Juvenile Versus Adult Justice Systems
There are stark differences between the juvenile and adult justice systems. Juvenile courts are conducted through adjudication hearings by judges instead of by jury trials, the courts accept petitions of delinquency rather than criminal complaints, youthful offenders commit delinquent acts instead of crimes, and judges decide the case’s disposition as to whether a child is guilty or not guilty instead of a verdict handed down by a jury. There are many more differences between the two justice systems, which are too numerous to mention here. The main thing to understand is that the goal of the state is to rehabilitate and protect your child, so they can move on with their lives.

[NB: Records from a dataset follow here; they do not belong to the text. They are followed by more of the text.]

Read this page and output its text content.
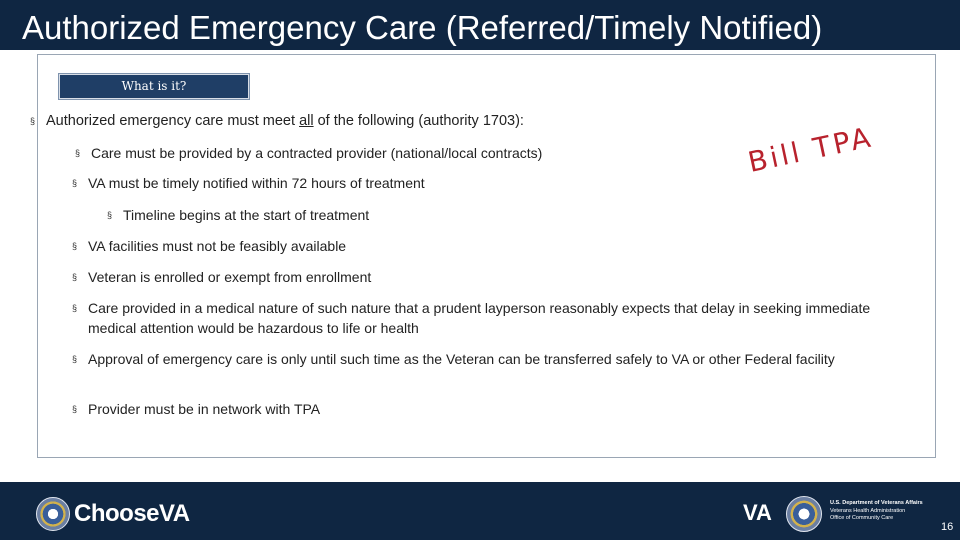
Authorized Emergency Care (Referred/Timely Notified)
What is it?
§ Authorized emergency care must meet all of the following (authority 1703):
§ Care must be provided by a contracted provider (national/local contracts)
§ VA must be timely notified within 72 hours of treatment
§ Timeline begins at the start of treatment
§ VA facilities must not be feasibly available
§ Veteran is enrolled or exempt from enrollment
§ Care provided in a medical nature of such nature that a prudent layperson reasonably expects that delay in seeking immediate medical attention would be hazardous to life or health
§ Approval of emergency care is only until such time as the Veteran can be transferred safely to VA or other Federal facility
§ Provider must be in network with TPA
Bill TPA
ChooseVA	VA	U.S. Department of Veterans Affairs
Veterans Health Administration
Office of Community Care
16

How a Child Enters the System
There are several ways in which a child enters the juvenile justice system. The 3 main categories are Non-Offenders (often includes children who have been neglected or abused by parents or guardians), Status Offenders (juveniles who commit an act of non-criminal behavior), and Juvenile Delinquent Offenders (juveniles who commit a crime that would be criminally prosecuted if they were an adult).
A Juvenile Certified as an Adult
Not all juvenile offenders ultimately end up in the juvenile justice system. There are exceptions, of course, and sometimes it is necessary for a child to be tried as an adult. For this to happen, the juvenile court may waive its original jurisdiction and transfer the child to an adult criminal district court through a proceeding referred to as a transfer or certification hearing. In Texas, a child may be tried in an adult criminal court for a felony offense if there is probable cause to believe that the child committed the offense, and the juvenile court believes that the child’s background or the seriousness of the offense requires adult criminal proceedings. This happens rarely in the state of Texas, and typically is limited to the most serious types of felony offenses.
The juvenile justice system heavily involves the parents of the juvenile offender. With parental involvement, the child stands a better chance of being rehabilitated and a much higher chance of success as an adult.